FIG. 1 is a simplified block diagram of a conventional link-level preamble detection technique. Current determination of link-level performance of RACH preamble detection is characterized by a detection probability PD, given a false alarm probability (PFA). The detection probability represents a probability that a RACH preamble will be detected. The false alarm probability represents a probability of an erroneous detection of a RACH preamble when the RACH preamble is not actually present. A system or network simulation is arranged with specific channel parameters such as Doppler and angle spread. Intensive repeated system simulations are required, with detection results being collected over many repeated simulation runs.
Referring to FIG. 1, this current technique, illustrated as 100, involves performing a series of intensive simulations for a plurality of RACH realizations in order to determine a probability of detection of a given RACH preamble. For a given channel realization, such as a RACH realization, an instantaneous metric is determined (function 110) based on an input channel parameter such as transmit power, coefficients reflecting channel conditions, here shown as Ec/N0, which may represent a signal-to-noise ratio of a particularly received signal (e.g., a signal containing RACH preamble information), and parameters from spatial processing or temporal processing algorithms. This metric is used for determining a detection event (function 120). A threshold ‘q’ is also calculated for determining a detection event. This threshold is calculated (function 130) in advance based on a false alarm probability (PFA) requirement for the given channel realization. A comparison of the metric to q is performed in function 120 to determine a detection indicator value, IDet(q). The indicator value represents a detection success or a detection failure of the channel. If the metric is equal to or exceeds q, the value of IDet(q) is set to 1, otherwise it is set to zero (0).
Functions 110-130 are repeated for each simulation run evaluating a the performance of a particular channel realization, such as RACH preamble. After a simulation has been completed for all channel realizations of interest, a probability of detection (PD(q)) may be determined based on an average of the indicator values over all channel realizations (Function 140).

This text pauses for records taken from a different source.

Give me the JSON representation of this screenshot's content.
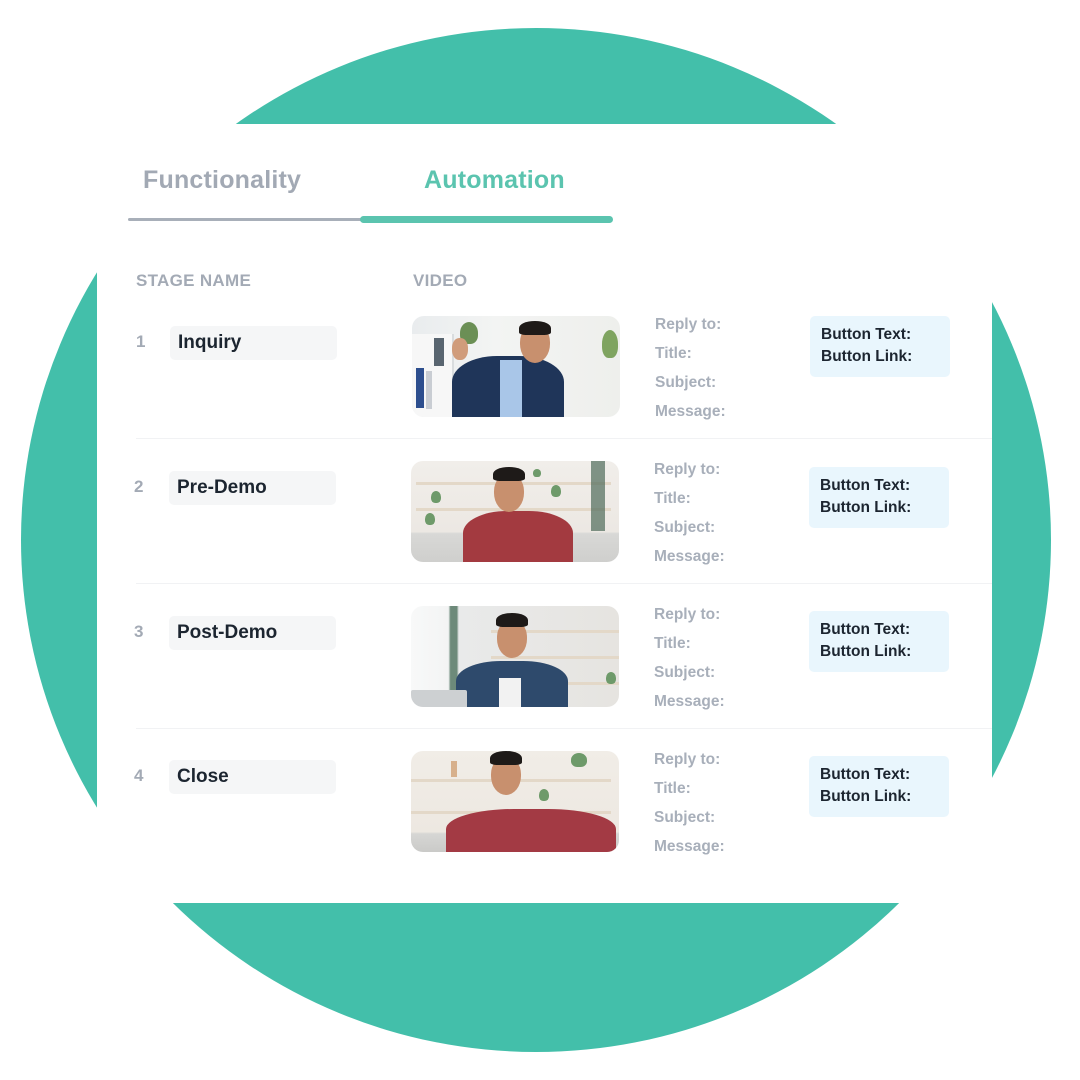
{
  "colors": {
    "accent": "#43BFAA",
    "active_tab": "#5BC4AF",
    "inactive_tab": "#A2A9B4",
    "label_gray": "#A8AFBA",
    "dark_text": "#1C2530",
    "button_box_bg": "#E9F6FD",
    "name_box_bg": "#F5F6F7"
  },
  "tabs": [
    {
      "label": "Functionality",
      "active": false
    },
    {
      "label": "Automation",
      "active": true
    }
  ],
  "columns": {
    "stage_name": "STAGE NAME",
    "video": "VIDEO"
  },
  "stages": [
    {
      "number": "1",
      "name": "Inquiry",
      "video_thumbnail": "man-in-blue-suit-waving-office",
      "fields": [
        "Reply to:",
        "Title:",
        "Subject:",
        "Message:"
      ],
      "button_fields": [
        "Button Text:",
        "Button Link:"
      ]
    },
    {
      "number": "2",
      "name": "Pre-Demo",
      "video_thumbnail": "man-in-red-shirt-smiling-living-room",
      "fields": [
        "Reply to:",
        "Title:",
        "Subject:",
        "Message:"
      ],
      "button_fields": [
        "Button Text:",
        "Button Link:"
      ]
    },
    {
      "number": "3",
      "name": "Post-Demo",
      "video_thumbnail": "man-in-denim-shirt-at-laptop",
      "fields": [
        "Reply to:",
        "Title:",
        "Subject:",
        "Message:"
      ],
      "button_fields": [
        "Button Text:",
        "Button Link:"
      ]
    },
    {
      "number": "4",
      "name": "Close",
      "video_thumbnail": "man-in-red-shirt-on-sofa",
      "fields": [
        "Reply to:",
        "Title:",
        "Subject:",
        "Message:"
      ],
      "button_fields": [
        "Button Text:",
        "Button Link:"
      ]
    }
  ]
}
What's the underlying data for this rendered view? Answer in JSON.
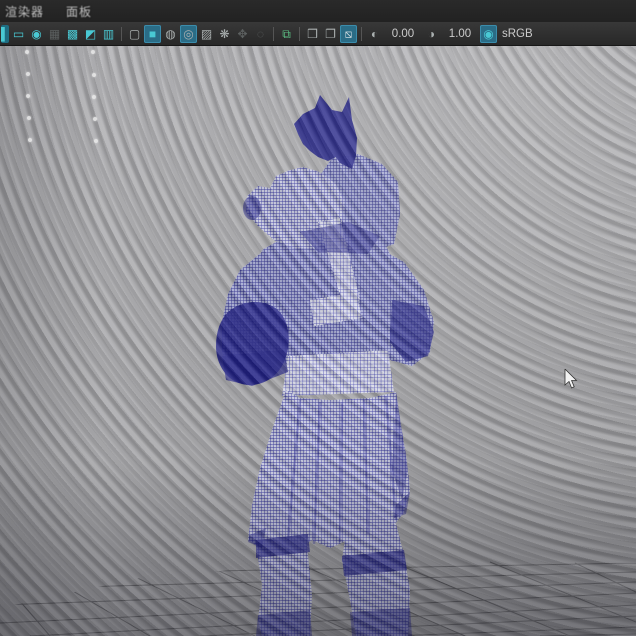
{
  "menu": {
    "items": [
      {
        "label": "渲染器"
      },
      {
        "label": "面板"
      }
    ]
  },
  "toolbar": {
    "icons": [
      {
        "name": "partial-left-icon",
        "glyph": "▌"
      },
      {
        "name": "camera-icon",
        "glyph": "▭"
      },
      {
        "name": "film-gate-icon",
        "glyph": "◉"
      },
      {
        "name": "resolution-gate-icon",
        "glyph": "▦"
      },
      {
        "name": "gate-mask-icon",
        "glyph": "▩"
      },
      {
        "name": "field-chart-icon",
        "glyph": "◩"
      },
      {
        "name": "safe-title-icon",
        "glyph": "▥"
      },
      {
        "name": "wireframe-mode-icon",
        "glyph": "▢"
      },
      {
        "name": "shaded-mode-icon",
        "glyph": "■",
        "state": "active"
      },
      {
        "name": "textured-mode-icon",
        "glyph": "◍"
      },
      {
        "name": "lights-mode-icon",
        "glyph": "◎",
        "state": "active"
      },
      {
        "name": "shadows-icon",
        "glyph": "▨"
      },
      {
        "name": "ambient-occlusion-icon",
        "glyph": "❋"
      },
      {
        "name": "motion-blur-icon",
        "glyph": "✥"
      },
      {
        "name": "anti-alias-icon",
        "glyph": "◌"
      },
      {
        "name": "isolate-select-icon",
        "glyph": "⧉"
      },
      {
        "name": "xray-icon",
        "glyph": "❒"
      },
      {
        "name": "xray-joints-icon",
        "glyph": "❐"
      },
      {
        "name": "xray-active-icon",
        "glyph": "⧅",
        "state": "active"
      },
      {
        "name": "exposure-icon",
        "glyph": "◐"
      },
      {
        "name": "gamma-icon",
        "glyph": "◑"
      },
      {
        "name": "view-transform-icon",
        "glyph": "◉",
        "state": "active"
      }
    ],
    "exposure_value": "0.00",
    "gamma_value": "1.00",
    "view_transform_label": "sRGB"
  },
  "viewport": {
    "cursor": "arrow",
    "reflection_dots": {
      "columns": 2,
      "rows": 5
    },
    "colors": {
      "accent_teal": "#49c9d4",
      "active_highlight": "#2a6c86",
      "isolate_green": "#5cc084",
      "wireframe_blue": "#1c1c96",
      "wireframe_solid": "#13137e",
      "viewport_gray": "#a3a3a5",
      "grid_line": "#4d4d4f",
      "menubar_bg": "#262626",
      "toolbar_bg": "#2e2e2e"
    }
  }
}
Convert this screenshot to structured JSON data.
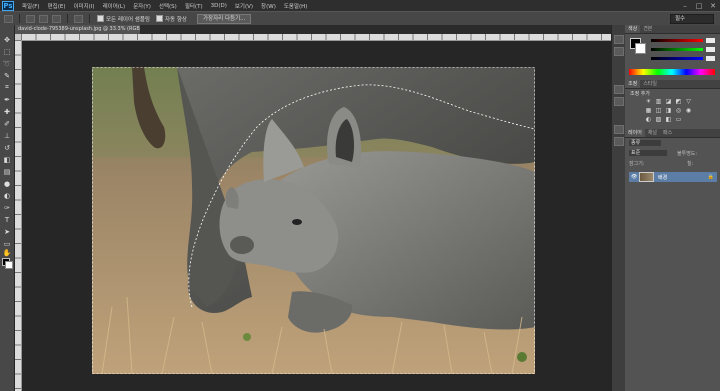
{
  "app": {
    "logo": "Ps"
  },
  "menu": [
    "파일(F)",
    "편집(E)",
    "이미지(I)",
    "레이어(L)",
    "문자(Y)",
    "선택(S)",
    "필터(T)",
    "3D(D)",
    "보기(V)",
    "창(W)",
    "도움말(H)"
  ],
  "window_controls": [
    "–",
    "□",
    "✕"
  ],
  "options_bar": {
    "antialias_label": "모든 레이어 샘플링",
    "auto_enhance_label": "자동 향상",
    "refine_edge_button": "가장자리 다듬기...",
    "workspace": "필수"
  },
  "document": {
    "tab_title": "david-clode-795389-unsplash.jpg @ 33.3% (RGB/8) *"
  },
  "panels": {
    "color_tabs": [
      "색상",
      "견본"
    ],
    "adjust_tabs": [
      "조정",
      "스타일"
    ],
    "adjust_title": "조정 추가",
    "layers_tabs": [
      "레이어",
      "채널",
      "패스"
    ],
    "layers_kind_label": "종류",
    "blend_mode": "표준",
    "opacity_label": "불투명도:",
    "fill_label": "칠:",
    "lock_label": "잠그기:",
    "layer_name": "배경"
  },
  "colors": {
    "foreground": "#000000",
    "background": "#ffffff",
    "selection_layer": "#5c7ea6"
  },
  "icons": [
    "marquee-icon",
    "lasso-icon",
    "quick-select-icon",
    "crop-icon",
    "eyedropper-icon",
    "healing-icon",
    "brush-icon",
    "stamp-icon",
    "history-brush-icon",
    "eraser-icon",
    "gradient-icon",
    "blur-icon",
    "dodge-icon",
    "pen-icon",
    "type-icon",
    "path-select-icon",
    "shape-icon",
    "hand-icon",
    "zoom-icon"
  ]
}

The above technique thus requires a series of simulation runs to determine a probability of RACH preamble detection. Moreover, the intensive link-level simulation described above captures only an average system behavior, rather than instantaneous system behavior. Accordingly, determining link level performance for a particular channel realization at a particular instant in time, so as to be able to simulate an instantaneous system behavior level, may be more advantageous to enhancing packet data and/or high speed data systems which arise in UMTS, W-CDMA and IEEE 802.11 technologies, for example.